NAME
HTML::Embedded::Turtle - embedding RDF in HTML the crazy way
SYNOPSIS
use HTML::Embedded::Turtle;
my $het = HTML::Embedded::Turtle->new($html, $base_uri);
foreach my $graph ($het->endorsements)
{
my $model = $het->graph($graph);
# $model is an RDF::Trine::Model. Do something with it.
}
DESCRIPTION
RDF can be embedded in (X)HTML using simple <script> tags. This is described at http://esw.w3.org/N3inHTML. This gives you a file format that can contain multiple (optionally named) graphs. The document as a whole can "endorse" a graph by including:
<link rel="meta" href="#foo" />
Where "#foo" is a fragment identifier pointing to a graph.
<script type="text/turtle" id="foo"> ... </script>
The rel="meta" stuff is parsed using an RDFa parser, so equivalent RDFa works too.
This module parses HTML files containing graphs like these, and allows you to access them each individually; as a union of all graphs on the page; or as a union of just the endorsed graphs.
Despite the module name, this module supports a variety of <script type>s: text/turtle, application/turtle, application/x-turtle text/plain (N-Triples), text/n3 (Notation 3), application/x-rdf+json (RDF/JSON), application/json (RDF/JSON), and application/rdf+xml (RDF/XML).

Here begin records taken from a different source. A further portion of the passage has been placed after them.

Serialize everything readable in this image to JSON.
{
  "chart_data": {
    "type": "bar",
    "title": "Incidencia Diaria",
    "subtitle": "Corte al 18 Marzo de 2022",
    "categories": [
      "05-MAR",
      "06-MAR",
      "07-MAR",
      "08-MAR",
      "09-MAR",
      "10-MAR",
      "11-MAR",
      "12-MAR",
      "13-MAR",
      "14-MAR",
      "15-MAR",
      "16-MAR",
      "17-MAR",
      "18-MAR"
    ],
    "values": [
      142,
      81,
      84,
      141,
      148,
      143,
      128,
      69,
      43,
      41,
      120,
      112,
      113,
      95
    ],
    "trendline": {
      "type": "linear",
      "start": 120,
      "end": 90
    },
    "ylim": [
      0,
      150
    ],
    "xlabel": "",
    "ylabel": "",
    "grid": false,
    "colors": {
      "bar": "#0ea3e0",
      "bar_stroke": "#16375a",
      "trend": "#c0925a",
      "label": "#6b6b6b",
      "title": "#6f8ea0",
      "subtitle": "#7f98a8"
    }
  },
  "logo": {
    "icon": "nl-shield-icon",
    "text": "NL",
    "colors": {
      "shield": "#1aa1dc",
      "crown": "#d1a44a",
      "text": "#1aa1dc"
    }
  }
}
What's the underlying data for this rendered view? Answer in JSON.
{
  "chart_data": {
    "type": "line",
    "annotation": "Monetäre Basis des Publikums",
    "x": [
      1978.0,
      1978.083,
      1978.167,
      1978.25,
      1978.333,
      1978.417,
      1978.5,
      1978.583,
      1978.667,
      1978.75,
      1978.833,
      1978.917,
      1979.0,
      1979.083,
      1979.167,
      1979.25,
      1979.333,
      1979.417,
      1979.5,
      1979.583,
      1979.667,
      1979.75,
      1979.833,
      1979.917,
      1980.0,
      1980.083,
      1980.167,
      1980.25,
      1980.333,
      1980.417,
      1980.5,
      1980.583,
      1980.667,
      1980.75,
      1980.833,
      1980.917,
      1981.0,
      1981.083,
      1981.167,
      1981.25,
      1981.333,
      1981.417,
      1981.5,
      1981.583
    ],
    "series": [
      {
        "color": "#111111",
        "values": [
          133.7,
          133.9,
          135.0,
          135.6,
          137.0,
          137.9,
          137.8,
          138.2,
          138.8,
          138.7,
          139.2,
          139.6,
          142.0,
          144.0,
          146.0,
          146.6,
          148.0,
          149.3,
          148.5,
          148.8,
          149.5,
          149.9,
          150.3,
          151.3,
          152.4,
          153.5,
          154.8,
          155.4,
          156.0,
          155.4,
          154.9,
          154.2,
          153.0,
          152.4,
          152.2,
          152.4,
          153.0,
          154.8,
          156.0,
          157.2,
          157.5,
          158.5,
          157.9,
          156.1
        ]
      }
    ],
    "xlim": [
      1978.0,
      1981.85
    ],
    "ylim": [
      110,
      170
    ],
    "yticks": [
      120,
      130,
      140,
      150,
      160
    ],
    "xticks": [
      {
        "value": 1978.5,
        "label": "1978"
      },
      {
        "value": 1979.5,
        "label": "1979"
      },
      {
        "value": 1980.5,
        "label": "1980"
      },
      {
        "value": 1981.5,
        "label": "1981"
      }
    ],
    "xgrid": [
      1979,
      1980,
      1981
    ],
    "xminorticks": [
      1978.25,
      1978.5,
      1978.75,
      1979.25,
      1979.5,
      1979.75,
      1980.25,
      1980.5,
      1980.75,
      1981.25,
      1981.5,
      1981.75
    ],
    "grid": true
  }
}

The deprecated attribute "language" is also supported:
<script language="Turtle" id="foo"> ... </script>
Languages supported are (case insensitive): "Turtle", "NTriples", "RDFJSON", "RDFXML" and "Notation3".
Constructor
HTML::Embedded::Turtle->new($markup, $base_uri, \%opts)
-
Create a new object. $markup is the HTML or XHTML markup to parse; $base_uri is the base URI to use for relative references.
Options include:
markup
Choose which parser to use: 'html' or 'xml'. The former chooses HTML::HTML5::Parser, which can handle tag soup; the latter chooses XML::LibXML, which cannot. Defaults to 'html'.
rdfa_options
A set of options to be parsed to RDF::RDFa::Parser when looking for endorsements. See RDF::RDFa::Parser::Config. The default is probably sensible.
Public Methods
union_graph
-
A union graph of all graphs found in the document, as an RDF::Trine::Model. Note that the returned model contains quads.
endorsed_union_graph
-
A union graph of only the endorsed graphs, as an RDF::Trine::Model. Note that the returned model contains quads.
graph($name)
-
A single graph from the page.
graphs
all_graphs
-
A hashref where the keys are graph names and the values are RDF::Trine::Models. Some graph names will be URIs, and others may be blank nodes (e.g. "_:foobar").
graphs
andall_graphs
are aliases for each other. endorsed_graphs
-
Like
all_graphs
, but only returns endorsed graphs. Note that all endorsed graphs will have graph names that are URIs. endorsements
-
Returns a list of URIs which are the names of endorsed graphs. Note that the presence of a URI
$x
in this list does not imply that$het->graph($x)
will be defined. dom
-
Returns the page DOM.
uri
-
Returns the page URI.
BUGS
Please report any bugs to http://rt.cpan.org/.
Please forgive me in advance for inflicting this module upon you.
SEE ALSO
RDF::RDFa::Parser, RDF::Trine, RDF::TriN3.
AUTHOR
Toby Inkster <tobyink@cpan.org>.
COPYRIGHT AND LICENSE
Copyright (C) 2010-2011 by Toby Inkster.
This is free software; you can redistribute it and/or modify it under the same terms as the Perl 5 programming language system itself.
DISCLAIMER OF WARRANTIES
THIS PACKAGE IS PROVIDED "AS IS" AND WITHOUT ANY EXPRESS OR IMPLIED WARRANTIES, INCLUDING, WITHOUT LIMITATION, THE IMPLIED WARRANTIES OF MERCHANTIBILITY AND FITNESS FOR A PARTICULAR PURPOSE.